Perjalanan kali ini cukup nekat karena kami hanya mengandalkan selembar peta dan informasi tentang penginapan yang ada di sekitar daerah tersebut.  Pada pukul 19.30, akhirnya kami tiba di Ujung Genteng. Setelah bertanya pada penduduk sekitar mengenai lokasi penginapan terdekat, kami melanjutkan perjalanan. Di luar dugaan, kondisi jalan menuju penginapan berbatu-batu, sempit dan gelap dengan sisi kiri kanan jalan dipenuhi ilalang dan tumbuhan liar. Perjalanan mencari penginapan ini serasa tak berakhir karena kami tak kunjung menemukan ujung jalan yang sepi dan gelap ini. Sayup-sayup terdengar suara ombak dan ternyata di sebelah kanan jalan yang kami lalui adalah pantai Ujung Genteng. Sampai akhirnya, dari kejauhan terdengar suara ramai orang-orang dan cahaya lampu yang berasal dari kendaraan – kendaraan yang lalu lalang di sekitar penginapan “Pondok Hexa”.
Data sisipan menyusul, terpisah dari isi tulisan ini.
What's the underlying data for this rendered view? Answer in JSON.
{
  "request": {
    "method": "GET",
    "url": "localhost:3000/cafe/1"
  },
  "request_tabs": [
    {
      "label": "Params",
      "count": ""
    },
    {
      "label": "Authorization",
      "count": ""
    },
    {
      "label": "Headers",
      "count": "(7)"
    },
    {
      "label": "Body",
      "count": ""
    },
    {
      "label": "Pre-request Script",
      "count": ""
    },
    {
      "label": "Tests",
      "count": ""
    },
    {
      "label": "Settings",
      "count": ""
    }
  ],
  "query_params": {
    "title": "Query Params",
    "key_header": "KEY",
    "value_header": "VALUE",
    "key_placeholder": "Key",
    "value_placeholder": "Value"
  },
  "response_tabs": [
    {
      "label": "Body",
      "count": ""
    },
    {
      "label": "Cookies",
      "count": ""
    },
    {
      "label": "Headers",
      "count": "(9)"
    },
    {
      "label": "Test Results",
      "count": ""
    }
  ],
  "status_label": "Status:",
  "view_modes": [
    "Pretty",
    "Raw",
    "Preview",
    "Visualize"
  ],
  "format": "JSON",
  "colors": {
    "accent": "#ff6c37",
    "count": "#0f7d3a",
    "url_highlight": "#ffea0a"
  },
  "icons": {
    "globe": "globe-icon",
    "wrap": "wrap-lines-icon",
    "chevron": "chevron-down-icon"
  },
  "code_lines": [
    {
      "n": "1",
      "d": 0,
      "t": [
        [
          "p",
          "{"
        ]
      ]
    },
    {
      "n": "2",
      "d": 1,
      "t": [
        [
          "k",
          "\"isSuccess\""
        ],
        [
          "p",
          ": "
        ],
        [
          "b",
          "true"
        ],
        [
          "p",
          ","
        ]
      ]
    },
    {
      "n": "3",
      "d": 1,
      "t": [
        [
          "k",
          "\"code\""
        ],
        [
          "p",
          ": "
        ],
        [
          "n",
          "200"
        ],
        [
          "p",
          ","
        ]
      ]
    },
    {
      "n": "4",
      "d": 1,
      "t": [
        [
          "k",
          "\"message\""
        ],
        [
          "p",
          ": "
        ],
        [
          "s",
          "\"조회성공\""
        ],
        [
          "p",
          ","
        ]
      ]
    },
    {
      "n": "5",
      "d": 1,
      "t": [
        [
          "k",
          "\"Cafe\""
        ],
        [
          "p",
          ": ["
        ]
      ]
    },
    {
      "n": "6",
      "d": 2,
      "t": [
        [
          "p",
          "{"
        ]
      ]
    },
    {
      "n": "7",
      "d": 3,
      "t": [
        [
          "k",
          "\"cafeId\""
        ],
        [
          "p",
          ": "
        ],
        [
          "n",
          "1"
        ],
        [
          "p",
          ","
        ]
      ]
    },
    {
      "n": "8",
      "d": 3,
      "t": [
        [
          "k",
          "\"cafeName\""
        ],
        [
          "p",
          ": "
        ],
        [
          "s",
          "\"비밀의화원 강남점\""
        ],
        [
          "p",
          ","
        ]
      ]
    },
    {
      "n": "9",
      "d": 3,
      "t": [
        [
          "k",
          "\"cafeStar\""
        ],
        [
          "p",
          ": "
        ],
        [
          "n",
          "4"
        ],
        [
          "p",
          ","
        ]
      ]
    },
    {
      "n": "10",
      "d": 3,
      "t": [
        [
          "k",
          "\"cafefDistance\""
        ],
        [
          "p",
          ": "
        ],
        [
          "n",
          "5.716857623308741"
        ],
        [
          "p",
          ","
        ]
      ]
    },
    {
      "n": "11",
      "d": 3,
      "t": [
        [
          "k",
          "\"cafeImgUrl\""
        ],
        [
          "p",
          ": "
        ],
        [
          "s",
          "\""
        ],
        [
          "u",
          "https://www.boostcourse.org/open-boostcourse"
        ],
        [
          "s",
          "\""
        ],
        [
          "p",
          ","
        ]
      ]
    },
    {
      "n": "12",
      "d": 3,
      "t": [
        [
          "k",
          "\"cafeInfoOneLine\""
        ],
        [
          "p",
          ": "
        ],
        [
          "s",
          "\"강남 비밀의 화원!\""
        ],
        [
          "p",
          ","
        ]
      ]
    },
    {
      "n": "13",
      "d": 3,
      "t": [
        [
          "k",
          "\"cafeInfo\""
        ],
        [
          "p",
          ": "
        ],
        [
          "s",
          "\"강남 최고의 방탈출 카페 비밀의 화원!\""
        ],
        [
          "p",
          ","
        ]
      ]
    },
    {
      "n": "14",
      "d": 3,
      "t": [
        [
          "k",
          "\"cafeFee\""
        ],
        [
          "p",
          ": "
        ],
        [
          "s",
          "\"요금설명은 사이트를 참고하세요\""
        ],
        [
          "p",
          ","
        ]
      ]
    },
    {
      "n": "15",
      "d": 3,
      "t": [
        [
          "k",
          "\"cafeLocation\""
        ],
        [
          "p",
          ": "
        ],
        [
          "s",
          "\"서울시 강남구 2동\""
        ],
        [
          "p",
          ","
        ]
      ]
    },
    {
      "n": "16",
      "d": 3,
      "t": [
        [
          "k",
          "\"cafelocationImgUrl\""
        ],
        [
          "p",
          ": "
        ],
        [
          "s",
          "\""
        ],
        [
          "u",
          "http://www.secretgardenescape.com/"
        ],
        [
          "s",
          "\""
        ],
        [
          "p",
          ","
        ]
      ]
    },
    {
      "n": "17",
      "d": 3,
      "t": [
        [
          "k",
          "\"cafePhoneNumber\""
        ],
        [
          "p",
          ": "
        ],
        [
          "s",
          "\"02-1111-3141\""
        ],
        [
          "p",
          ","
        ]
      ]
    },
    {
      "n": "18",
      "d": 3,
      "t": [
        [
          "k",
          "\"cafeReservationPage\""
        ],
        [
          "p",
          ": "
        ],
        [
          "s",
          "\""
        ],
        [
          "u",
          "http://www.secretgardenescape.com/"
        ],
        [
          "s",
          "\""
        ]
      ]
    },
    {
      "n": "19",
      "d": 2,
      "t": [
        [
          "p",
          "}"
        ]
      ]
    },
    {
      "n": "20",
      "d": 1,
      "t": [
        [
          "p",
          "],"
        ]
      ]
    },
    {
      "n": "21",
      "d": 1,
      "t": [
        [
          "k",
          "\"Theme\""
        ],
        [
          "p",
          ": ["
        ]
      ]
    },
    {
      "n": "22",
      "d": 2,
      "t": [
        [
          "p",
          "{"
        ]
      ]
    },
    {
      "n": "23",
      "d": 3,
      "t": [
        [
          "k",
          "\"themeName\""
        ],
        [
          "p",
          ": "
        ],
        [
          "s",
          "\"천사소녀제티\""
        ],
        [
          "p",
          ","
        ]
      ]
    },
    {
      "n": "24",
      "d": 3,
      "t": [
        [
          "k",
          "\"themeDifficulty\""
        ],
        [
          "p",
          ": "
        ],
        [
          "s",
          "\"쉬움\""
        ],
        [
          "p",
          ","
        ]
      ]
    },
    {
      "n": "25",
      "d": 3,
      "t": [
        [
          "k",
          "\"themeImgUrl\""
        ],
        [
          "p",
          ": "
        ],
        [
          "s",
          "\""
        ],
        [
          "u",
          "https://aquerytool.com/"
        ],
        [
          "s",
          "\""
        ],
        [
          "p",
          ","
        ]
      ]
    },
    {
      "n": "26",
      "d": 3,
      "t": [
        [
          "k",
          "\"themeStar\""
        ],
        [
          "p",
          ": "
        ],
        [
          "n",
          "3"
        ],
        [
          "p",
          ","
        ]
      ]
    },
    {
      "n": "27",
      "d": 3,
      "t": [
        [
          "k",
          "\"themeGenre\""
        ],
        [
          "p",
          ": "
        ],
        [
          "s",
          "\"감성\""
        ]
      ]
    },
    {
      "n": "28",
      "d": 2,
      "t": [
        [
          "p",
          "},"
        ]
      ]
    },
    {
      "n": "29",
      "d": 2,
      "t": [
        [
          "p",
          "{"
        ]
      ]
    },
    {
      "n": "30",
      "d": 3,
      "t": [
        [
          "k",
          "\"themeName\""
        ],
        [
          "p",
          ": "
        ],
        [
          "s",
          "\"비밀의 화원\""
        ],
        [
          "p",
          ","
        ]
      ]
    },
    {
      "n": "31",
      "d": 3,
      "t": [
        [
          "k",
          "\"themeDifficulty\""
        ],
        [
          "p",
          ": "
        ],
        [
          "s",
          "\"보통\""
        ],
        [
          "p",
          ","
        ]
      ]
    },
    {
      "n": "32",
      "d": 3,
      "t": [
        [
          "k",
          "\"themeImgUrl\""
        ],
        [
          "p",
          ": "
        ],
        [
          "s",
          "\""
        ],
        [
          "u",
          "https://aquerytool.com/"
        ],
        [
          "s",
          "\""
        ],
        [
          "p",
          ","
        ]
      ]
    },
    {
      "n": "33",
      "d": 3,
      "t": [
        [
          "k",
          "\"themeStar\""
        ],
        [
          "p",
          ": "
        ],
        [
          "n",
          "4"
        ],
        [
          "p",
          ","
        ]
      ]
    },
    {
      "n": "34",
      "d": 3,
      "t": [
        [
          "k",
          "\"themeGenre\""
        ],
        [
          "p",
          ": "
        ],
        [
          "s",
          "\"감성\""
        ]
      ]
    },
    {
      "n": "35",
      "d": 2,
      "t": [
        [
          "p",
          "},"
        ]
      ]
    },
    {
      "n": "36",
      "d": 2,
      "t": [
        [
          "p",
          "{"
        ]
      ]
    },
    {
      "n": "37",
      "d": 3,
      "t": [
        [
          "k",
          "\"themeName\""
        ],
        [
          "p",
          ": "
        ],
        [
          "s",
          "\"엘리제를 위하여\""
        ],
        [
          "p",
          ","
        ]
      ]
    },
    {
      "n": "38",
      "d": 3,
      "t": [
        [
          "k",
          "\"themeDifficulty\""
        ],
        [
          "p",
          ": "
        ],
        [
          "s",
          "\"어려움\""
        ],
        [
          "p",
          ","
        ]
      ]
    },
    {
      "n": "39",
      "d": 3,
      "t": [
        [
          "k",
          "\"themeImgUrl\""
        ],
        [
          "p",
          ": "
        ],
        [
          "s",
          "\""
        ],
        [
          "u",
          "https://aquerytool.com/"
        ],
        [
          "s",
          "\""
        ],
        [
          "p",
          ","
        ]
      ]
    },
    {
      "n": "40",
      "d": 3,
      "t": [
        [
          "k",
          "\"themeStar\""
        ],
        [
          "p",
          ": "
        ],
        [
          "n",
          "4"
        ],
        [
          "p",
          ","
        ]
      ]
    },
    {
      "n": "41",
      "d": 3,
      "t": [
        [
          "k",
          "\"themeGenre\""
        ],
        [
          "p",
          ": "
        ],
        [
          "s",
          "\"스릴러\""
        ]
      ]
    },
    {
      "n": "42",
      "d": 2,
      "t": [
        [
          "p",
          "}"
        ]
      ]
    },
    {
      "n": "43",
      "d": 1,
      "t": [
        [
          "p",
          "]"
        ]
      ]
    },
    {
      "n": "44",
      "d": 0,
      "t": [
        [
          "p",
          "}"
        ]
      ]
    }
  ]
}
Tak disangka, pada saat yang sama, rombongan Bupati Sukabumi sedang berkunjung ke Ujung Genteng. Tidak heran, kami kesulitan mencari penginapan karena hampir semua penginapan yang ada dalam daftar kami sudah penuh disewa oleh rombongan bapak Bupati. Setelah berputar-putar melihat penginapan lainnya,  kami memutuskan untuk menyewa losmen kecil yang letaknya tak jauh dari Pondok Hexa.  Dengan harga dua ratus lima puluh ribu rupiah untuk dua malam, kondisi losmen “Deddy” yang berdinding bilik dengan dua kamar dan satu kamar mandi itu tidak begitu buruk. Setelah menemukan penginapan, tujuan selanjutnya adalah mencari tempat makan. Mobil bergerak meninggalkan penginapan, menyusuri kembali jalan sempit yang gelap. Jalan yang kami lalui mengingatkan saya pada medan balap motor trail karena kondisinya yang sempit, bergelombang dan diapit oleh tanaman liar di sisi kiri dan kanan. Setelah beberapa saat kami menjadi pengguna tunggal jalan tersebut, mulai tampak beberapa buah motor dan mobil melintas, dan penduduk sekitar yang berjalan kaki beramai-ramai. Salah seorang teman kami menyebut mereka dengan istilah “pemuda-pemudi lokal”. Semakin dekat dengan tempat tujuan, suara ramai semakin jelas terdengar. Apa yang selanjutnya ada di depan mata saya sungguh mengejutkan, sebuah pasar malam di suatu tempat di ujung selatan pulau Jawa! Suasana malam itu cukup ramai, aneka barang dagangan digelar, ditambah lagi dengan adanya arena permainan komedi putar. Warung remang-remang dan warung biliar tampak di beberapa sudut, bersebelahan dengan warung nasi dan kedai mie instan. Kami memutuskan untuk makan malam di sebuah warung makan yang menjual ikan bakar. Menu kami malam itu terdiri dari sepiring nasi dengan ikan kerapu bakar, sambal kecap, dan segelas es kelapa. Setelah kenyang, kami berjalan-jalan sebentar melihat keramaian pasar malam, dan kemudian beranjak pulang, karena keesokan harinya kami harus pergi pagi-pagi untuk menyaksikan matahari terbit. Dalam perjalanan pulang, orang – orang semakin banyak berdatangan ke arena pasar malam, dengan tujuannya masing-masing. Setibanya di losmen, hal pertama yang dilakukan adalah mandi dan kemudian tidur!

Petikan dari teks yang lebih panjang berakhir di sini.